Gelenau/Wilischthal. Nach mehrmonatigen Bauarbeiten ist eine weitere Baustelle in der Region Zschopau Geschichte. Seit wenigen Tagen rollt der Verkehr über die neue Brücke am Ortsausgang von Gelenau in Richtung Zschopau/Wilischthal. Die Bauarbeiten hatten im Frühjahr begonnen.

Nachdem Arbeiten an der Böschung und der Böschungstreppe erfolgt waren sowie das Geländer der Überquerung montiert worden war, habe man die Brücke für den Verkehr frei gegeben, sagte eine Sprecherin des Bauherrn, des Landesamtes für Straßenbau und Verkehr (Lasuv). Zuletzt stand noch der Rückbau der Behelfsbrücke, über den Verkehr in den vergangenen Monaten gerollt war, im Vordergrund. Ende des Monats sollen alle Arbeiten beendet sein, so die Sprecherin.

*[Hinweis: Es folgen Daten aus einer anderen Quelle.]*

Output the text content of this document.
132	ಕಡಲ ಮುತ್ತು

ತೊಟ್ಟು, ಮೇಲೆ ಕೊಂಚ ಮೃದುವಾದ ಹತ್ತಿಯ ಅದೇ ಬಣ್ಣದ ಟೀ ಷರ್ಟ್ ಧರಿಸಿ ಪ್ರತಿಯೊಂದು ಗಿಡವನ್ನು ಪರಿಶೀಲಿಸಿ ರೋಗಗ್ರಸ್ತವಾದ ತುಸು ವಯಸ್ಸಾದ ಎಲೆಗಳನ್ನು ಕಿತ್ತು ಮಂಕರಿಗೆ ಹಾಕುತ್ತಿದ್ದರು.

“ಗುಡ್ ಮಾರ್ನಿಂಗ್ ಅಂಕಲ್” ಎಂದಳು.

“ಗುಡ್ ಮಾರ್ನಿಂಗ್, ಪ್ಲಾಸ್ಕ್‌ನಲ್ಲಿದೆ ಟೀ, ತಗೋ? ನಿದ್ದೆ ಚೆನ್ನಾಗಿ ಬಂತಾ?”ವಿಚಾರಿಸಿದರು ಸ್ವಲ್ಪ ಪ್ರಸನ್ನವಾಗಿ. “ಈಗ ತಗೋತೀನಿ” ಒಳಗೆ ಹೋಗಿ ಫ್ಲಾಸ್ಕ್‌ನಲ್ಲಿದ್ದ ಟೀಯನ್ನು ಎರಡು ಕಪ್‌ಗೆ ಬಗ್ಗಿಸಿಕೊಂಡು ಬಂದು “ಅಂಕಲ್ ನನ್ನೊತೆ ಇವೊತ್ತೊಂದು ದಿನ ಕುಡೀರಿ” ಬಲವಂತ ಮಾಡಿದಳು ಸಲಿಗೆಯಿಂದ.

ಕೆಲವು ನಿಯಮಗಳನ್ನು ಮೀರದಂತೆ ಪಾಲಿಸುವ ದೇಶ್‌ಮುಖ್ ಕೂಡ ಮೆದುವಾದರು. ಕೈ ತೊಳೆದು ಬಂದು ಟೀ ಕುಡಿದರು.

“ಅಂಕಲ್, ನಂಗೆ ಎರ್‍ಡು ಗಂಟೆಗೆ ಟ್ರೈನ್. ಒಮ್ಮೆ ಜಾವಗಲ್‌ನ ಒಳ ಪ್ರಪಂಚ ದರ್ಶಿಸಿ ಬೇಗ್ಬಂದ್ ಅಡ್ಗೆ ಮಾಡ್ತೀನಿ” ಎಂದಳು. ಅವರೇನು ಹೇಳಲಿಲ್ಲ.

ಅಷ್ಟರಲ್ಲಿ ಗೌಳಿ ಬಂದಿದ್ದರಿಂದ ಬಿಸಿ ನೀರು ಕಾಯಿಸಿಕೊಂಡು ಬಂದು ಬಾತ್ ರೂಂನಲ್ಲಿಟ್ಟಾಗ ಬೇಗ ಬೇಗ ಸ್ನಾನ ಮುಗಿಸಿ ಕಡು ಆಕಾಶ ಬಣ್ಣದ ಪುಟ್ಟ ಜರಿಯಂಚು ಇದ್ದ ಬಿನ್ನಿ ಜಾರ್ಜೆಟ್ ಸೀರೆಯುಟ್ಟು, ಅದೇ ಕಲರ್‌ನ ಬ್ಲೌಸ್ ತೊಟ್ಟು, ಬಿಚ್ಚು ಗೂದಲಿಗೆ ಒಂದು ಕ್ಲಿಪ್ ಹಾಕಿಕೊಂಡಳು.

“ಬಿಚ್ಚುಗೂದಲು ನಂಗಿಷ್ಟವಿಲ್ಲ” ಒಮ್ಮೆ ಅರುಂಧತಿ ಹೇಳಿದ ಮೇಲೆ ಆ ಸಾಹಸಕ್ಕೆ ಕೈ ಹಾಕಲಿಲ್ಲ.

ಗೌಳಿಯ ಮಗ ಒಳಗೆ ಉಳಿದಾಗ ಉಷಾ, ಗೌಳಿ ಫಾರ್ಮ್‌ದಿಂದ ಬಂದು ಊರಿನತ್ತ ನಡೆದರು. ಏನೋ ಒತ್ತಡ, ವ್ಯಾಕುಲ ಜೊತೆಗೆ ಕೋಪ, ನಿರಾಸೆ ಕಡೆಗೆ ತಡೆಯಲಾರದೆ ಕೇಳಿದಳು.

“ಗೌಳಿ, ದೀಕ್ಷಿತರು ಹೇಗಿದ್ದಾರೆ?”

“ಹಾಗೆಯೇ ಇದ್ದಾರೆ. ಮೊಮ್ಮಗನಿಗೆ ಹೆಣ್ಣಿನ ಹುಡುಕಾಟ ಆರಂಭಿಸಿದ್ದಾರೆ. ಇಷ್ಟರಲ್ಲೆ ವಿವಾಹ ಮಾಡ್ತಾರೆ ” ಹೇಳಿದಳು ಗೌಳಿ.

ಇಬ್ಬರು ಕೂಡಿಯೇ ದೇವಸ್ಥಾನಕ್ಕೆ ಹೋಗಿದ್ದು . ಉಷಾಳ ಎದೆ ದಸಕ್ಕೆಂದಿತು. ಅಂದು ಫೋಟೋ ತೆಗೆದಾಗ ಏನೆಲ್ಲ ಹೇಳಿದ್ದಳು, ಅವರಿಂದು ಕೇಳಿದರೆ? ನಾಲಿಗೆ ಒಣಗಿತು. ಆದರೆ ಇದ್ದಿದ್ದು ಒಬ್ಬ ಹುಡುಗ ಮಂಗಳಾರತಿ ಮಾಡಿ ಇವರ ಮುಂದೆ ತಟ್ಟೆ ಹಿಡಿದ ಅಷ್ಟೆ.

Jetzt fehlt nur noch das Geländer für Fußgänger

Die Kosten für den Neubau der Brücke belaufen sich auf rund 510.000 Euro. Sie war notwendig geworden, nachdem sich das Wasser der Wilisch bei Hochwasser vor der Brücke aufgrund des schmalen Durchlasses staute. Der Durchlass wurde größer gebaut. Bereits einige Wochen früher konnten Verkehrsteilnehmer die rund zehn Kilometer entfernte Brücke über die Zschopau in Wilischthal wieder nutzen.

Jedoch bleibt das Bauwerk weiterhin für Fußgänger gesperrt, so die Lasuv-Sprecherin. Diese können die Brücke erst nutzen, nachdem nächstes Jahr das Geländer hergestellt wird. Ein genauer Termin könne dafür aber noch nicht genannt werden. Voraussichtlich werden die Bauarbeiten an der Brücke Mitte 2018 beendet, so die Landesbehörde. Ebenso wie Autos können Radfahrer die Überquerung jedoch nutzen.

Die Gesamtkosten für das Vorhaben betragen rund 1,3 Millionen Euro. Nicht gebaut werden könne dagegen das Stück Straße von der Brücke bis zum Abzweig nach Schlößchen/Weißbach, so die Sprecherin. Als Grund nannte sie terminliche Probleme.